The old man followed the line of Stephen’s pointing hand to the rope that dangled from the corner of the porch. “Oh,” he said wearily. “Some sort of scavenger hunt?”

“Yes, sir. Something like that.”

With his free hand, the old man rubbed at the coarse stubble on his chin, considering. “Go on then,” he said. “Take it. I don’t have any use for it anymore.”

Stephen edged sideways, unwilling to turn his back to the old man. He reached the edge of the porch and slowly turned to look up to the rope, the same rope that in years past had closed on the throat of the old man’s daughter, stealing her life away. 

As Stephen’s eyes adjusted to the light, he saw that the rope wasn’t a cord at all. The brittle cotton had been woven into an intricate, almost decorative pattern. Stephen reached up with a trembling hand and lifted the rope from the hook it hung upon. It felt rough and slightly damp, but surprisingly mundane. It was just old cotton.

“I used to keep a nice spider plant hanging there,” the old man said, “but we had a hurricane way back when and I forgot to bring it in. Got a bad knee, but that’s no excuse. The pot broke and I swept it up, but I never got around to taking that macramé thing down. It’s yours now. You’re actually doing me a favor, Stephen Graham.”

“Thank you.”

The old man tapped the deck with his cane and turned away. “Don’t mention it. Now you get on home. It’s got to be near your bedtime.”

Stephen walked down the steps, now heedless of the noise it made. Acting on impulse, he turned, but Mr. Lowe was already back inside. A second later, the old man appeared in the big bay window, lifted his hand in a wave or a possibly a benediction, and hobbled deeper into his creepy old home.  

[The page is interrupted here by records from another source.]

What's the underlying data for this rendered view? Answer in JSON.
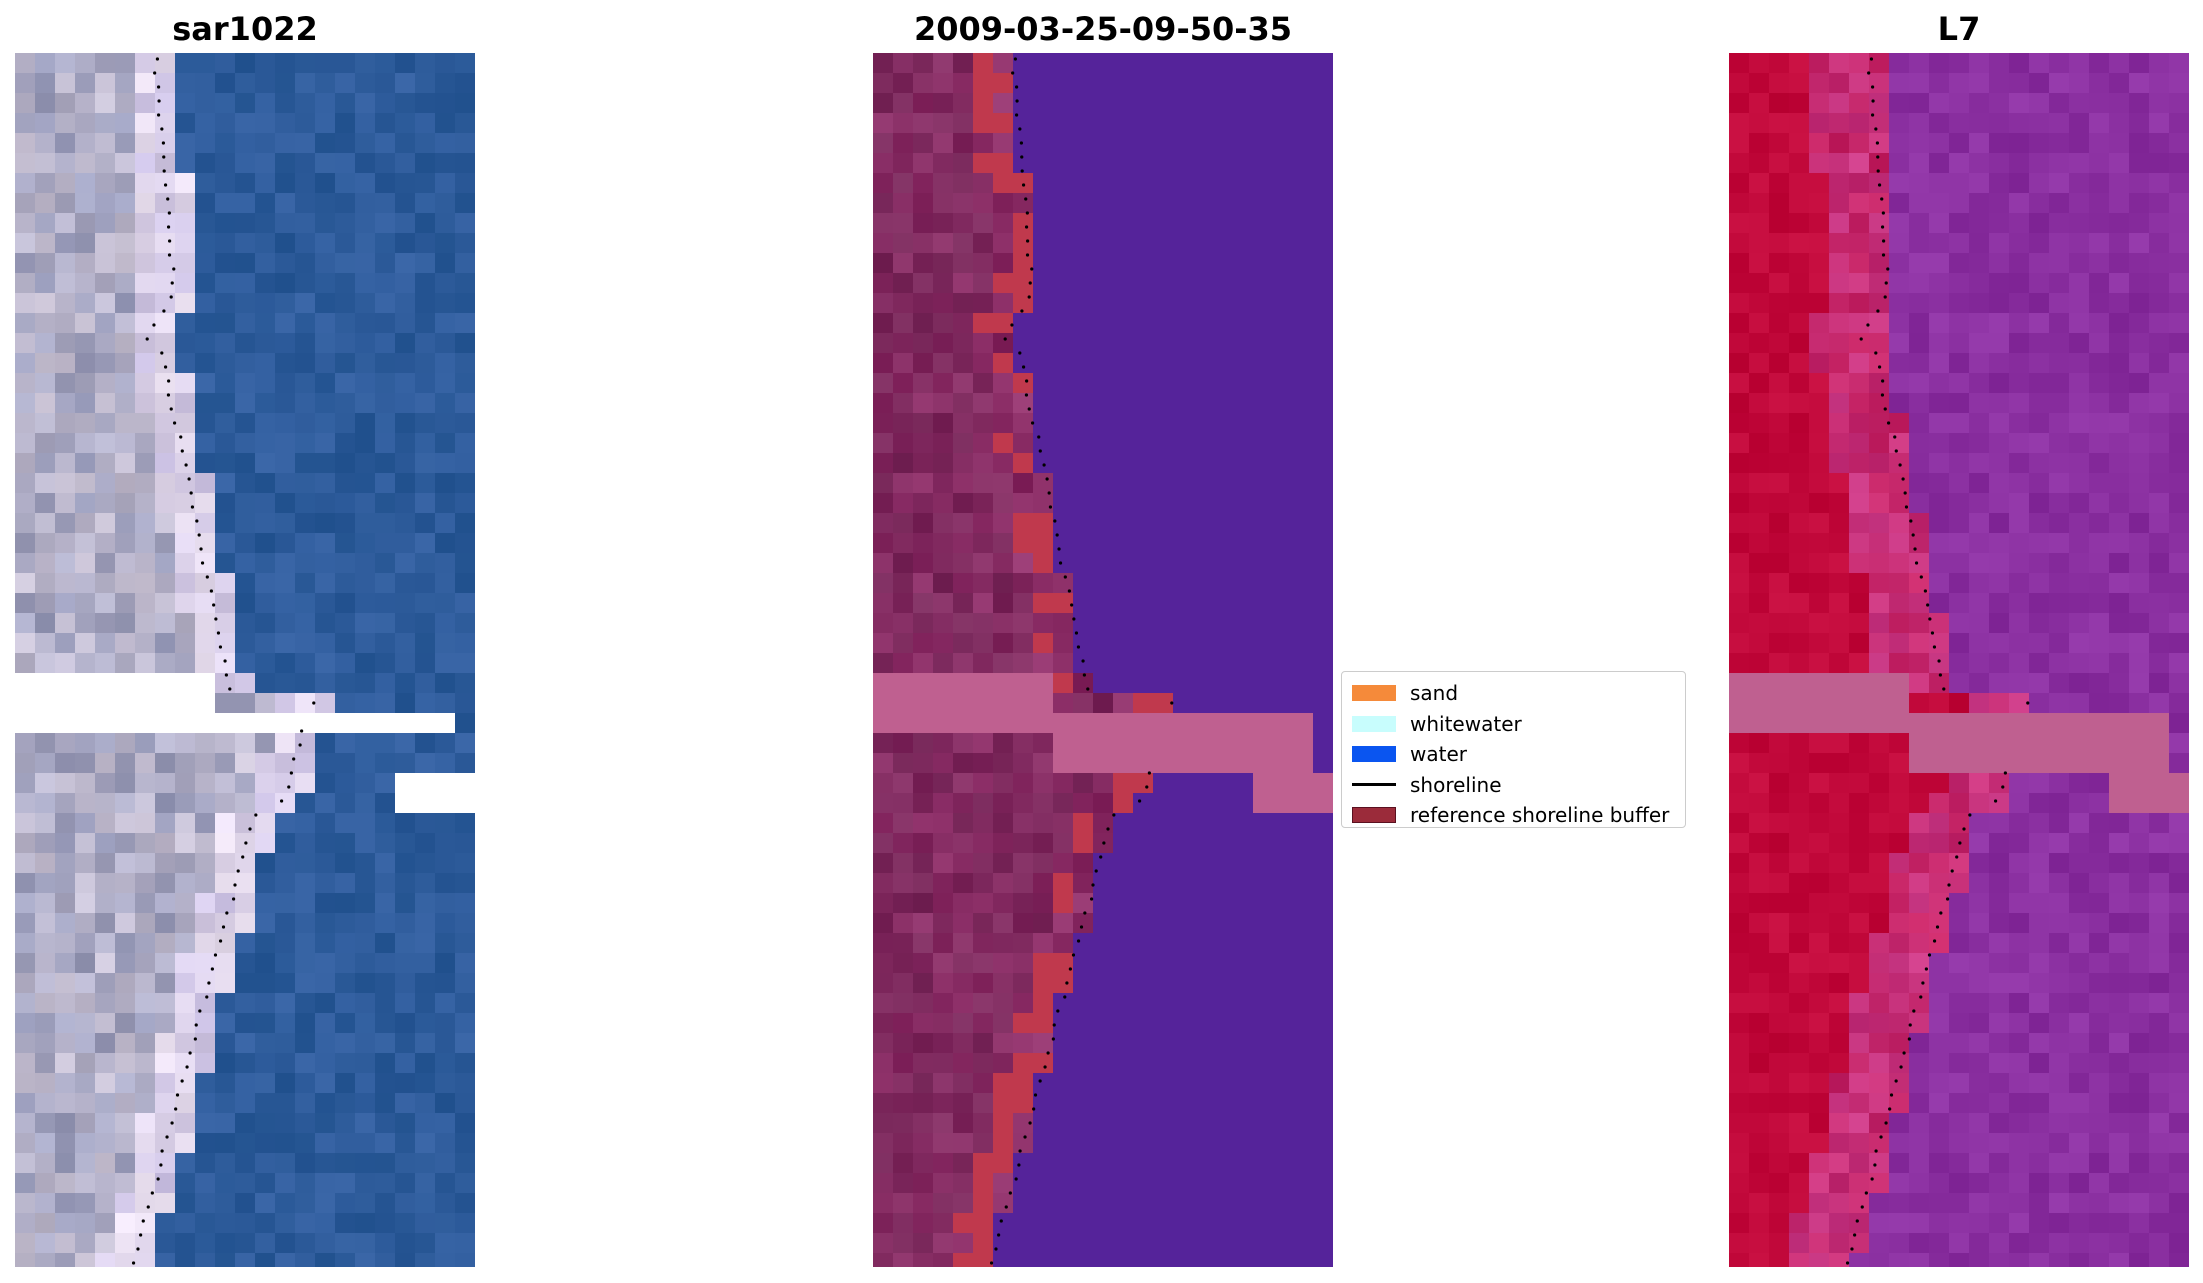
{
  "panels": [
    {
      "id": "rgb",
      "title": "sar1022"
    },
    {
      "id": "classified",
      "title": "2009-03-25-09-50-35"
    },
    {
      "id": "index",
      "title": "L7"
    }
  ],
  "legend": {
    "placement": "center",
    "items": [
      {
        "label": "sand",
        "color": "#f58a3a",
        "type": "patch"
      },
      {
        "label": "whitewater",
        "color": "#c8fdfd",
        "type": "patch"
      },
      {
        "label": "water",
        "color": "#0a55f0",
        "type": "patch"
      },
      {
        "label": "shoreline",
        "color": "#000000",
        "type": "line"
      },
      {
        "label": "reference shoreline buffer",
        "color": "#9b2b3a",
        "type": "patch"
      }
    ]
  },
  "colors": {
    "water_rgb": "#2f5f9c",
    "sand_rgb": "#c9c2d4",
    "water_class": "#55239a",
    "land_class": "#8b2d66",
    "buffer_class": "#c0394d",
    "nodata_band": "#bf6090",
    "index_land": "#c1083a",
    "index_water": "#8a2fa0"
  }
}
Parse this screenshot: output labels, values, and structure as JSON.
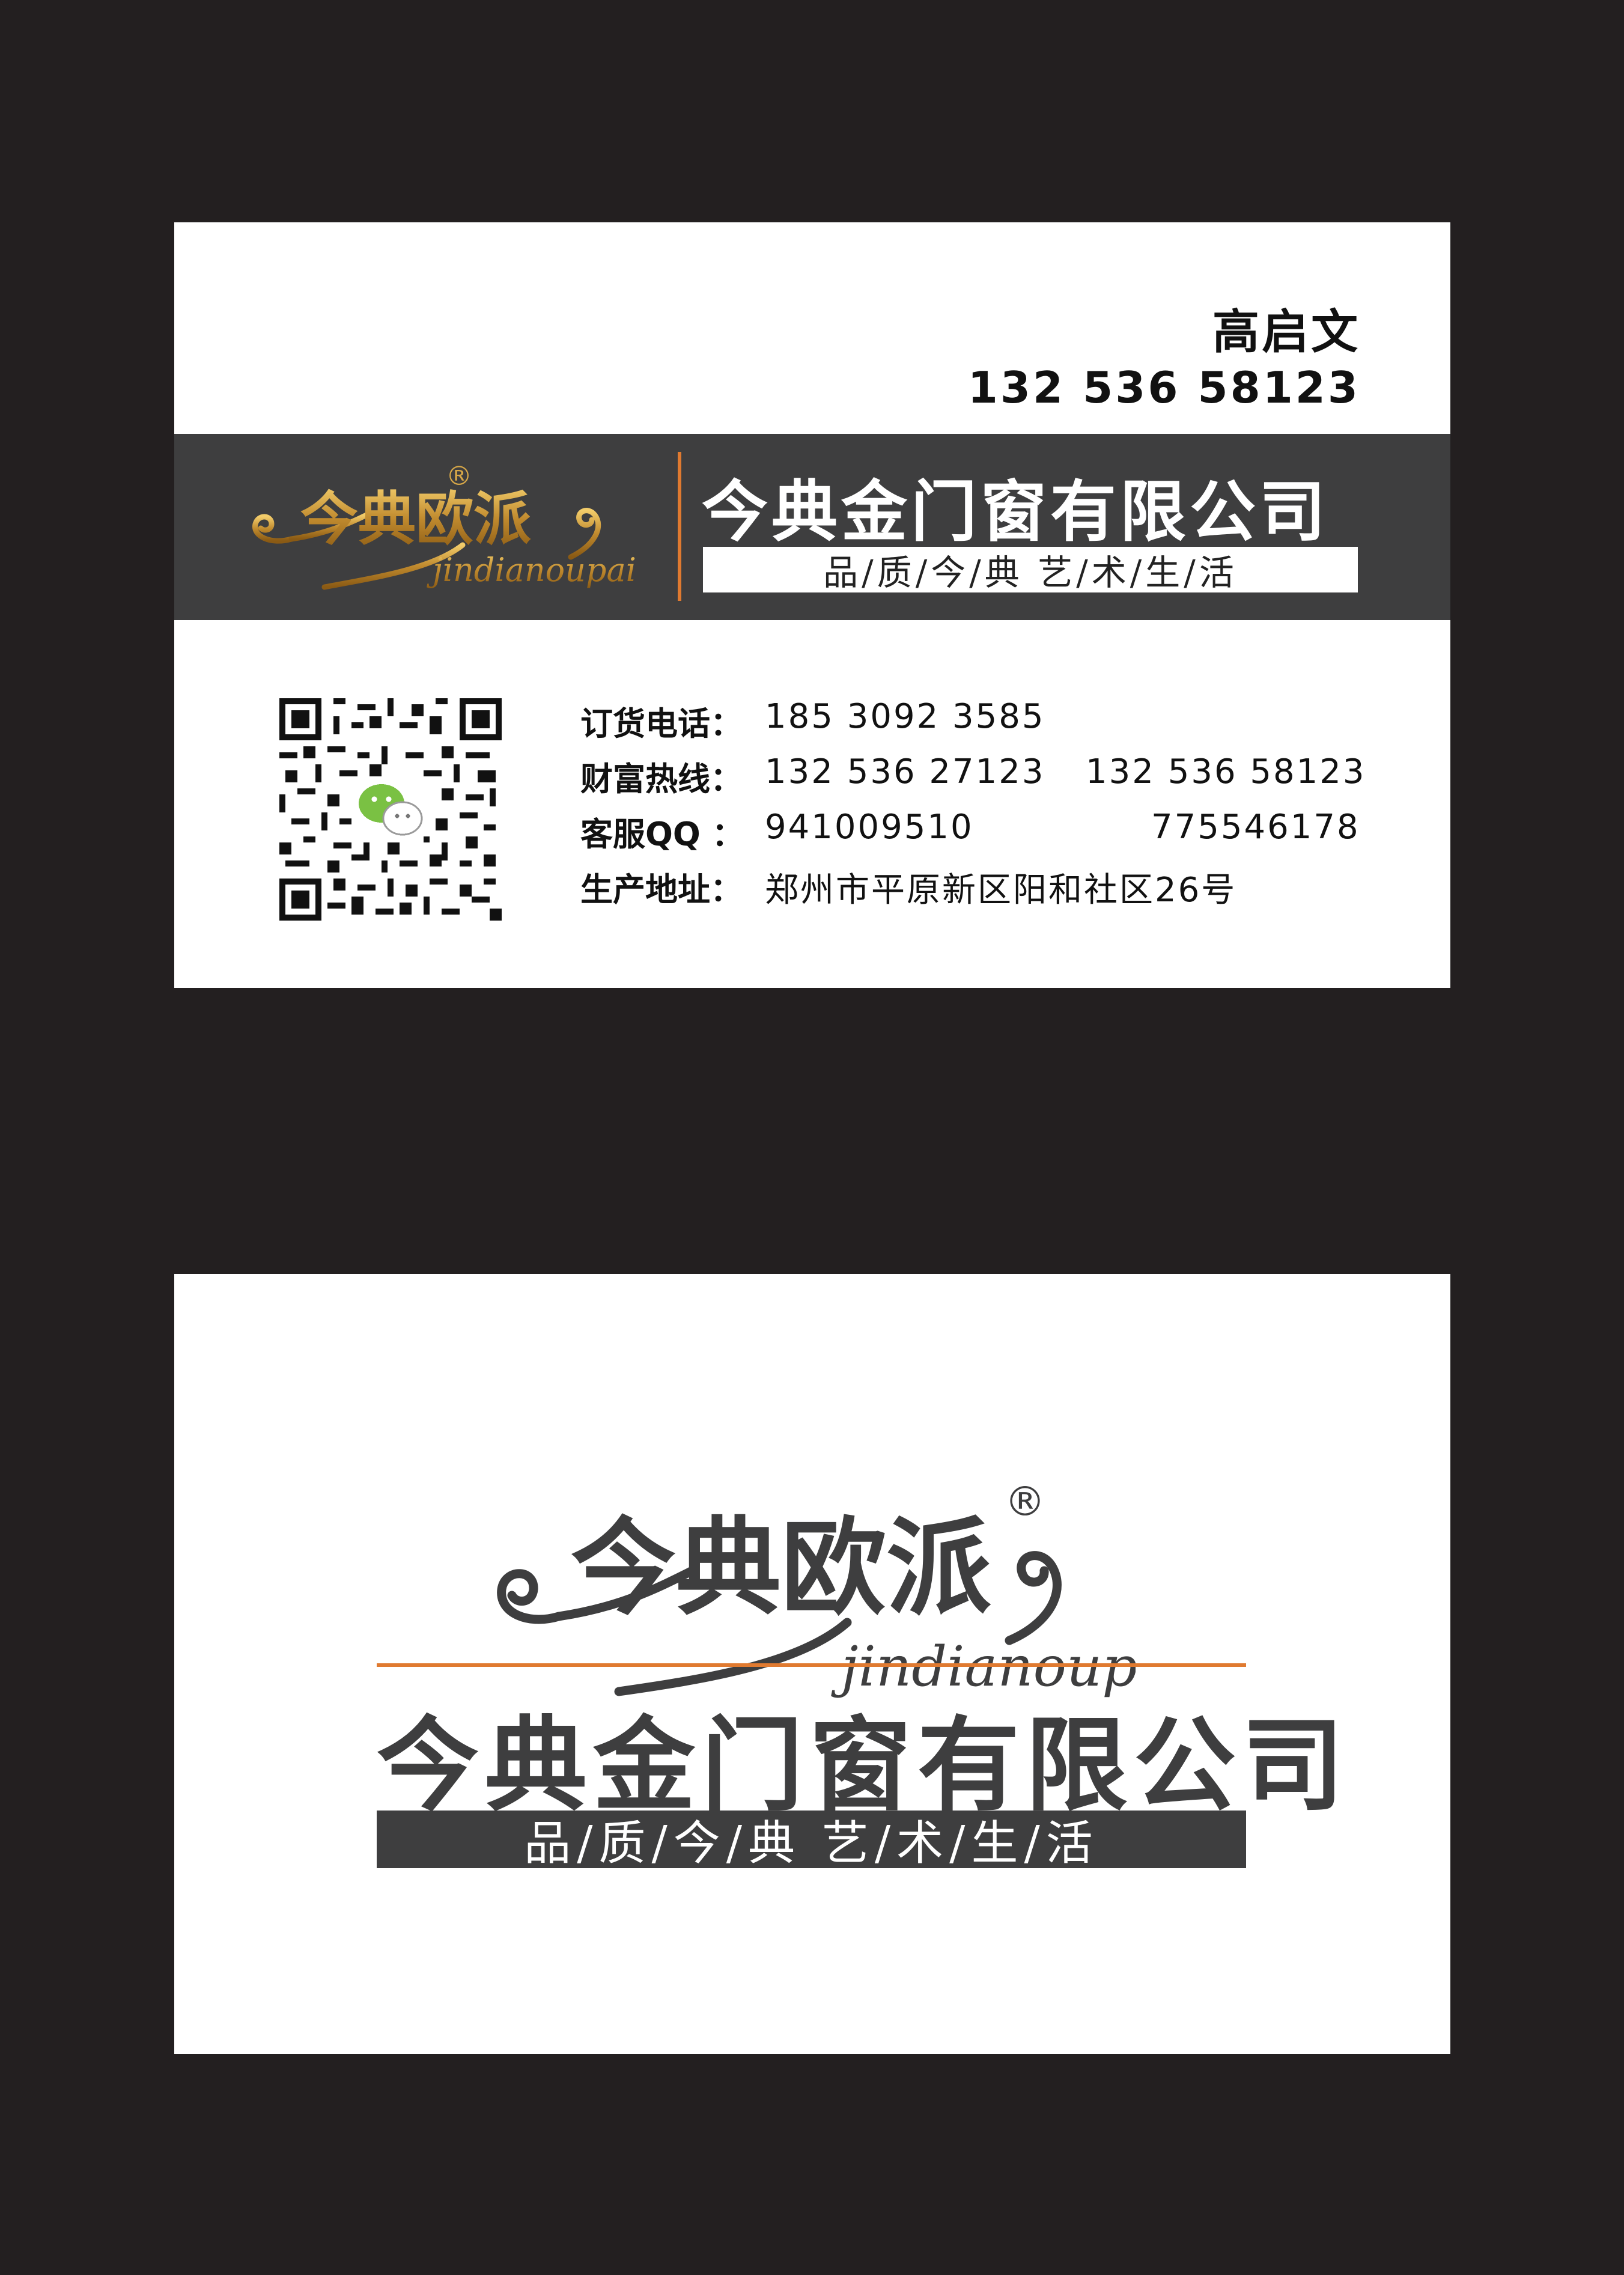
{
  "front": {
    "name": "高启文",
    "phone": "132 536 58123",
    "company": "今典金门窗有限公司",
    "slogan": "品/质/今/典  艺/术/生/活",
    "logo": {
      "chinese": "今典欧派",
      "pinyin": "jindianoupai",
      "registered": "®"
    },
    "qr_icon": "wechat-qr-code",
    "contacts": {
      "order_label": "订货电话：",
      "order_value": "185 3092 3585",
      "hotline_label": "财富热线：",
      "hotline_value1": "132 536 27123",
      "hotline_value2": "132 536 58123",
      "qq_label": "客服QQ ：",
      "qq_value1": "941009510",
      "qq_value2": "775546178",
      "address_label": "生产地址：",
      "address_value": "郑州市平原新区阳和社区26号"
    }
  },
  "back": {
    "logo": {
      "chinese": "今典欧派",
      "pinyin": "jindianoupai",
      "registered": "®"
    },
    "company": "今典金门窗有限公司",
    "slogan": "品/质/今/典  艺/术/生/活"
  },
  "colors": {
    "background": "#231f20",
    "band": "#3e3e3f",
    "accent_orange": "#e07a30",
    "logo_gold": "#c08a2e"
  }
}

Stephen took a moment, tilting his head to look up into the dining room from the new angle. What had appeared to be a morbid doll collection hanging from the ceiling was actually just a unique chandelier ringed with unusual ceramic baubles. Stephen hefted the old plant hanger in his hand. The soreness in his cheeks told him he was smiling again. 

Corbin and Vishan weren’t behind the bush anymore. Stephen found them already mounted on their bikes, poised for flight. 

“Wh…what happened?” Corbin asked, unable to hide the breathlessness in his voice.

Stephen offered him the rope, but the blond boy recoiled as if it were a live snake. Shrugging, he handed it to Vishan, who dipped his chin in an almost imperceptible show of respect.

Stephen picked up his bike and, with a smile on his face, asked “What do you guys want to do next?”